I am migrating a massive codebase to Pyspark on Azure Databricks,using DLT Pipelines. It is very important that code will be modular, that is I am looking to make use of UDFs for the timebeing that use modules and classes.
I am receiving the following error:
org.apache.spark.SparkRuntimeException: [UDF_ERROR.PAYLOAD] Execution of function <lambda>(MYCOLUMN_NAME1531)

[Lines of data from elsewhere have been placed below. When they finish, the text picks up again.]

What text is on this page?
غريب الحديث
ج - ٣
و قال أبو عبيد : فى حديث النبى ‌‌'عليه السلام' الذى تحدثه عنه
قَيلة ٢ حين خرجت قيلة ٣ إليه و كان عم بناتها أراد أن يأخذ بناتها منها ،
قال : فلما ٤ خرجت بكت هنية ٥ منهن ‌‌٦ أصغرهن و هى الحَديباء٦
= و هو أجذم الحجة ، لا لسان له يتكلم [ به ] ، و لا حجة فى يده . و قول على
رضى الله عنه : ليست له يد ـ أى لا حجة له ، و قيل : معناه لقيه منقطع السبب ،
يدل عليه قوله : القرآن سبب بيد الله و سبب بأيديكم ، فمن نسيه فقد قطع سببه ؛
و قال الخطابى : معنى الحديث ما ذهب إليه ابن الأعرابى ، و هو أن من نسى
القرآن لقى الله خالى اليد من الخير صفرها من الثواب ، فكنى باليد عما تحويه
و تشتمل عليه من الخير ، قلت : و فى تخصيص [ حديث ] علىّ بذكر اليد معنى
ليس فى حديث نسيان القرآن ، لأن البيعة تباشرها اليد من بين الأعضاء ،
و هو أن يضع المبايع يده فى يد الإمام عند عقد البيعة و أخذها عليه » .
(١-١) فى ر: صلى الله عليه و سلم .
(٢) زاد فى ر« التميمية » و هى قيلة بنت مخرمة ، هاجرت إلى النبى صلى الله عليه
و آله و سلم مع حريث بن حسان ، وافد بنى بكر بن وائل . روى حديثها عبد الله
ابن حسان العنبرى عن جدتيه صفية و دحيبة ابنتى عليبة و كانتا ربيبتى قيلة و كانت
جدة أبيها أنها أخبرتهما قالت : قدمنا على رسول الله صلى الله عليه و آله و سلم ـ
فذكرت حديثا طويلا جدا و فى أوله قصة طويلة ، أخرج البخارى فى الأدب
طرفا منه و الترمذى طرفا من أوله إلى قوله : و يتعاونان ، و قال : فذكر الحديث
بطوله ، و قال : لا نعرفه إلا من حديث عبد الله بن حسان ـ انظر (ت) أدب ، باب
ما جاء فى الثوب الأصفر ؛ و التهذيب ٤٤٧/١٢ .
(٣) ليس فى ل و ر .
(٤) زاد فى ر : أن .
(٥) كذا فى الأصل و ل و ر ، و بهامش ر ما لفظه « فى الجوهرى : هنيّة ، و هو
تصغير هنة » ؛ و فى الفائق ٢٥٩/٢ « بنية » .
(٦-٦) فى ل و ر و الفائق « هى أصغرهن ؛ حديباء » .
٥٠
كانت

2) failed - failed to set payload
== Error ==
INVALID_ARGUMENT: No module named 'mymodule'
== Stacktrace ==
With the following code (anonymized to create a minimum working example):
# demo.py
from pyspark.sql.functions import col
import dlt
import mymodule
demodata = mymodule.DemoData("EX")
helper = mymodule.Helper(demodata)
@dlt.table(name="DEMO")
def table():
return (
spark.readStream.format("cloudFiles")
.option("cloudFiles.Format", "PARQUET")
.load("abfss://...")
.withColumn("DEMO", helper.transform(col("MYCOLUMN_NAME")))
)
# mymodule.py
from pyspark.sql.typos import StringType
from pyspark.sql.functions import udf
class DemoData:
def __init__(self, suffix)
self.suffix = suffix
class Helper:
def __init__(self, demoData):
_suffix = demoData.suffix
self.transform = udf(lambda _string: self.helper(_string, _suffix), StringType())
@staticmethod
def helper(string, suffix):
return string + suffix
#dlt
Can someone help me understand what is happening? I am thinking that the Spark Worker cannot see my module. Is this correct? How would I use UDFs with modular code? I understand that this might not be ideal, but I want to understand this technicality.